Oregon has scored 62 points and allowed 62 points in conference play after a narrow road win at Washington State (38-31) and the excruciating defeat to emerging South Division contender Arizona (5-0, 2-0).

Over the last six Pac-12 games dating back to the November 2013 collapse, Oregon is 3-3. The trend is especially troubling to a fan base that got used to dominance during Chip Kelly’s 33-3 cakewalk through the conference.

The players got a rare fall Saturday off while the coaches work ahead on preparations for next week’s game at No. 8 UCLA.

“I think there’s going to be a ton of movement nationally, as well as in our conference,” Helfrich said. “This is a tough conference, as we’ve said for a long time, coupled with the toughest path to that playoff.”

Oregon’s struggles along the injury-ravaged offensive line have been a major issue since Jake Fisher went down against Wyoming two weeks ago. Marcus Mariota has been sacked 12 times in the last two games, and the once-feared rushing attack hasn’t produced a 100-yard tailback in any of the five games.

Offensive coordinator Scott Frost said Thursday night that Mariota was not 100 percent healthy following the physically punishing Sept. 20 game in Pullman. The second-year head coach would prefer his assistants and players refrain from talking about injuries, especially if their comments can be interpreted as an excuse.

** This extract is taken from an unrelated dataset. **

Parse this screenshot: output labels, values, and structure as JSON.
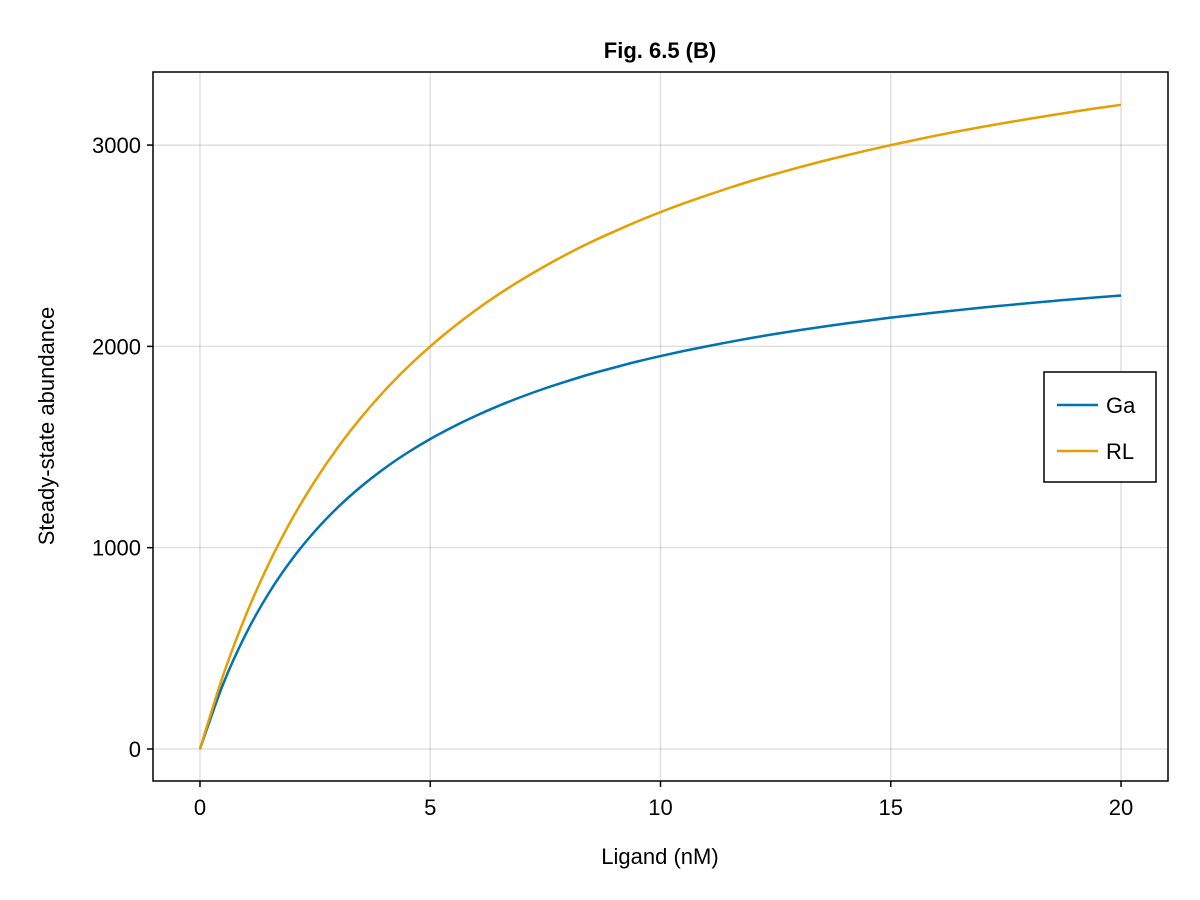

“Everybody thinks that our injury policy is hard or easy, depending on which way you look at it. We believe 100 percent in our guys, we believe 100 percent in our team,” Helfrich said. “I know Frosty is trying to have the back of Marcus, but if we gave everybody that crutch at the beginning of their career, ‘Hey, we need to wean you into this, we need to wean you into that,’ then Marcus isn’t Marcus as a freshman.

“We’re going to put the best guy in the best situation, in every phase, at every position for the betterment of our team.”

Defensively, Don Pellum’s unit is leakier than Edward Snowden.

Oregon gave up 495 yards on 86 plays (5.8 per snap) and 29 first downs, including 13 in the third quarter when Arizona went on a 21-7 spurt.

Redshirt freshman Anu Solomon, making his first Pac-12 road start in the 100th consecutive sellout at Autzen Stadium, threw for 287 yards and a touchdown. Running backs Terris Jones-Grigsby and Nick Wilson combined for 207 yards and three touchdowns on the ground.

The Ducks either didn’t do enough homework on Rich Rodriguez’s scheme or froze during the final exam.

“Defensively, a lot of guys had eyes in two spots,” Helfrich said. “In that kind of game it’s assignment football.”